Friday, July 07, 2006

Norman Mineta Outlines "Transportation Truths"


Reliable and quality transportation are key elements of economic development, emergency preparedness and to a nation's, state's and community's operational viability.

Making his final appearance as the U.S. Secretary of Transportation on 6 July, Norman Mineta outlined a series of "truths" he believes America must face as the nation grapples with the future of its transportation system.

In an address at the U.S. Chamber of Commerce, Mineta said, "Our transportation system today is at a critical juncture that cries out for bipartisanship - or, more accurately, for statesmanship. And while we have laid important legislative and policy foundations, continued progress requires facing some basic truths." Mineta went on to cite the following:

-- The modern economy and by extension, our transportation systems, are global in nature.

The United States has the strongest, fastest growing economy in the developed world because we have some of the world's strongest transportation systems. But we will lose that competitive edge if we make a habit out of turning our noses up at investors in our seaports, airports, and highways just because they are headquartered outside the United States.

"Security is, and must always remain, a foremost concern. But it is pure folly to think that economic isolationism is an option in today's interconnected world." He said the development of transportation systems has become a major determinant of a nation's economic success. "And while the rest of the world is building up its infrastructure, the United States can ill-afford to close the door on much-needed investments -- even international investments -- in our transportation network.

-- Americans must be concerned with the safety of not just our own, but of the world's transportation systems.

Every year more than 1.2 million people die worldwide as a result of road traffic crashes. By the year 2020, traffic crashes will run ahead of malaria, tuberculosis, and HIV/AIDS among all contributors to the global health burden.

-- Just as morbidity should not be accepted as the price of mobility, so too must Americans reject the unhealthy notion that congestion is a fact of life and that they must learn to live with growing gridlock and an unreliable transportation system.

The economic price tag of congestion is already $200 billion a year, not to mention the largely unmeasured social costs when parents leave for work at dawn, only to get home just as their children are about ready to go to bed. He referred to a plan announced by the U.S. DOT to address traffic congestion nationwide, saying "it will necessitate a cultural change to move from a government-monopoly model for much of our transportation infrastructure toward acceptance of the private sector and market forces."

"Finding a way to tackle congestion more meaningfully and successfully is not a problem for some future generation.
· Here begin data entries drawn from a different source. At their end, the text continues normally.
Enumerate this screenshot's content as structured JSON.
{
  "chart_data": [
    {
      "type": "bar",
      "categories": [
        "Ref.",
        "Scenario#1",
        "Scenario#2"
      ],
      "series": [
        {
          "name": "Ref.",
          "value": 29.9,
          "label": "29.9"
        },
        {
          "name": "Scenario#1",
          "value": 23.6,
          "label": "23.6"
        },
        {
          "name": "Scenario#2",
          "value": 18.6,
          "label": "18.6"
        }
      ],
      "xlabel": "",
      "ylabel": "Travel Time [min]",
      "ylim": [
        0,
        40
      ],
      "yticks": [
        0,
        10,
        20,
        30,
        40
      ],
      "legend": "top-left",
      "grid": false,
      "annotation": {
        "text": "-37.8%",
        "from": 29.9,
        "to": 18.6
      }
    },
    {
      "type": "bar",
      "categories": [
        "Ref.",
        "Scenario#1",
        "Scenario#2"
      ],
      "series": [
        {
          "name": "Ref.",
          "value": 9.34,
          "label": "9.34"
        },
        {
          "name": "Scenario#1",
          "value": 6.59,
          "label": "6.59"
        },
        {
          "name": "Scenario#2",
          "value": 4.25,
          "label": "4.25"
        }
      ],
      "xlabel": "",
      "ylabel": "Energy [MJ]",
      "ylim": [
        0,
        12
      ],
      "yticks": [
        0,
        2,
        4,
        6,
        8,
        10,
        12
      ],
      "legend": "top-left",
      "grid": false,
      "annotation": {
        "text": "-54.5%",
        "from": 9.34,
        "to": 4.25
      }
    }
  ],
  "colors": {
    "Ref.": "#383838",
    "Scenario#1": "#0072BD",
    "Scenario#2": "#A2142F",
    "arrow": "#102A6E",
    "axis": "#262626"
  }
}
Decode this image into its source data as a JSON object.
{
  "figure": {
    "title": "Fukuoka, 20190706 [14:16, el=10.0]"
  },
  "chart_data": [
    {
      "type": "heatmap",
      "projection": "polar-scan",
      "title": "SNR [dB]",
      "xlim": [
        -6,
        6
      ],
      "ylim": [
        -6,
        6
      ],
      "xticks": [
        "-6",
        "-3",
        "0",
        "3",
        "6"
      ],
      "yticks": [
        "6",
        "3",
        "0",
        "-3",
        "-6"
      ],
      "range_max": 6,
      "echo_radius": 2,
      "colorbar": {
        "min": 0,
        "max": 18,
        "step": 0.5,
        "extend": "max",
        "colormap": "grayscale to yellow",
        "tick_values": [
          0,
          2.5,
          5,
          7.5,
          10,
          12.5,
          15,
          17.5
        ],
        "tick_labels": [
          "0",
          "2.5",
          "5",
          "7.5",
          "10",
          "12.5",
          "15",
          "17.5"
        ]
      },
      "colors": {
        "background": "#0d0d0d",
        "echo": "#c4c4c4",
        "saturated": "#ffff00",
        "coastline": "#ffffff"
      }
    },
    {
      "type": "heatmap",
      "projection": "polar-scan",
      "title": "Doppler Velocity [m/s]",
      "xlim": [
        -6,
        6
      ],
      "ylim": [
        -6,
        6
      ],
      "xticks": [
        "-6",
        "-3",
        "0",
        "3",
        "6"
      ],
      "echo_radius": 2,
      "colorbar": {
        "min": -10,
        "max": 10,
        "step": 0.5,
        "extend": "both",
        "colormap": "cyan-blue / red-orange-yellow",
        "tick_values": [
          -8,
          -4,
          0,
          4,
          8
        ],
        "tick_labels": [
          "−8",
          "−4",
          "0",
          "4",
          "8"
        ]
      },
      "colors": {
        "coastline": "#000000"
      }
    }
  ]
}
It is an urgent challenge for today's leaders."

-- Our transportation systems are lifelines in times of emergency.

"Whether an emergency is caused by a deliberate act of terrorism or results from a natural disaster or a health care crisis such as avian flu, we must be able to depend on our transportation systems to evacuate people in need, to move critical supplies and emergency workers, and to provide essential resources rapidly into affected areas.

"It is no coincidence that terrorists target our transportations systems. They are the heart of modern societies and modern economies."